A tese da investigadora do Centro de Estudos Sociais (CES), defendida em 2014, centra-se na forma como a violência doméstica é tratada pelos juízes e procuradores do Ministério Público, encontrando diversas "falhas" no sistema judicial português, disse à agência Lusa Madalena Duarte.
Apesar de haver "uma evolução muito grande da sensibilidade dos magistrados para este tema", "há ainda muitos preconceitos sobre aquilo que é uma vítima de violência doméstica", notou.
"Há uma série de questões que deveriam ser trabalhadas, mas acima de tudo formação dos magistrados", frisou, recordando que se investiu "muito na formação dos polícias e as magistraturas ficaram esquecidas".
De acordo com Madalena Duarte, ainda se verificam "sentenças judiciais que não dignificam a vítima", exemplificando com casos em que "a recusa de relações sexuais por parte das mulheres" foi uma "atenuante" na definição da pena do agressor.
Para a investigadora, ainda subsiste uma ideia "muito tradicional da mulher", as agressões psicológicas e sexuais "são muito desvalorizadas" e é muito usado o estereótipo de que o álcool "é a causa da violência doméstica".

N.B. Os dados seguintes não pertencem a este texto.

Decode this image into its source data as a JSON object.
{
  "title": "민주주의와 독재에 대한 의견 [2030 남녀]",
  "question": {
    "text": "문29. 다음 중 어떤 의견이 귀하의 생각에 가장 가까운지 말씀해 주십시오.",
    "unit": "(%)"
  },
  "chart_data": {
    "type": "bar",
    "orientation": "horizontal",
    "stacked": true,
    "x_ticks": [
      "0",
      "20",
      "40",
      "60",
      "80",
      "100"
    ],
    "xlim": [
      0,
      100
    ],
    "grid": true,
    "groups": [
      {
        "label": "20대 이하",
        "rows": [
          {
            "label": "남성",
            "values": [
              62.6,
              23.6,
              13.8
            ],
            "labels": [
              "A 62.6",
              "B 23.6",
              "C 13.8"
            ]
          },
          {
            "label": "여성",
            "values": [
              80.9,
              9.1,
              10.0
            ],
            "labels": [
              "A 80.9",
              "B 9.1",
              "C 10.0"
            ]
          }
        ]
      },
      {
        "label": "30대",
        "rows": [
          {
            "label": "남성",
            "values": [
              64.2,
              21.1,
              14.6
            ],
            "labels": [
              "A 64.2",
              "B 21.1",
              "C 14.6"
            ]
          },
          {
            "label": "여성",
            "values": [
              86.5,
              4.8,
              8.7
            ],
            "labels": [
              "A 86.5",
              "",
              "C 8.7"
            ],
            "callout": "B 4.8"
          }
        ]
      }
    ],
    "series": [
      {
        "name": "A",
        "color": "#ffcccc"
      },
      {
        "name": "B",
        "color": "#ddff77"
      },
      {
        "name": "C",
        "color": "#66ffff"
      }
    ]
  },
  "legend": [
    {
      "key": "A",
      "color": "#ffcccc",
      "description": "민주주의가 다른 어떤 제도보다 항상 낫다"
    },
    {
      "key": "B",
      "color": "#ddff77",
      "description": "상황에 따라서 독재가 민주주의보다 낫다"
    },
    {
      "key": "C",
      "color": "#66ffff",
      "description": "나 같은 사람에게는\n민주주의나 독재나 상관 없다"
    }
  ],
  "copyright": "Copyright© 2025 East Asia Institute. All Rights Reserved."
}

A investigadora do CES afirmou ainda que as mulheres, quando são vítimas de violência doméstica e têm carências económicas, têm um advogado oficioso para cada processo no tribunal: queixa-crime, divórcio e responsabilidades parentais.
"Deveria ser atribuído um advogado para todos os processos", defendeu.
Outra situação preocupante, alerta, é a aplicação das medidas de proteção das mulheres quando apresentam a queixa-crime, considerando que o termo de identidade e residência "não é suficiente", devendo-se recorrer "mais à vigilância eletrónica" e "não ter medo de aplicar a medida de prisão preventiva, quando há risco".
A tese de doutoramento de Madalena Duarte, intitulada "Para um Direito sem Margens: representações sobre o Direito e a violência contra as mulheres", envolveu mais de 200 entrevistas a procuradores e juízes de todo o país, entrevistas a vítimas de violência doméstica e organizações de apoio à vítima, inquérito a 100 futuros magistrados, análise da jurisprudência em torno de homicídios e levantamento de mais de 200 processos relacionados com violência doméstica de cinco comarcas.
O prémio APAV para a Investigação, que tem este ano a sua primeira edição, "é um incentivo" para continuar, contou, referindo que está de momento a fazer um pós-doutoramento sobre os homicídios nas relações de intimidade.
A cerimónia de atribuição da distinção realiza-se hoje à tarde, na sede da APAV, pelas 15:00.
O prémio contou com 43 candidaturas, sendo que são também entregues duas menções honrosas à investigadora da Universidade de Coimbra Neusa Patuleia e à investigadora da Universidade do Minho Cátia Fernandes foram também foi também atribuída uma menção honrosa.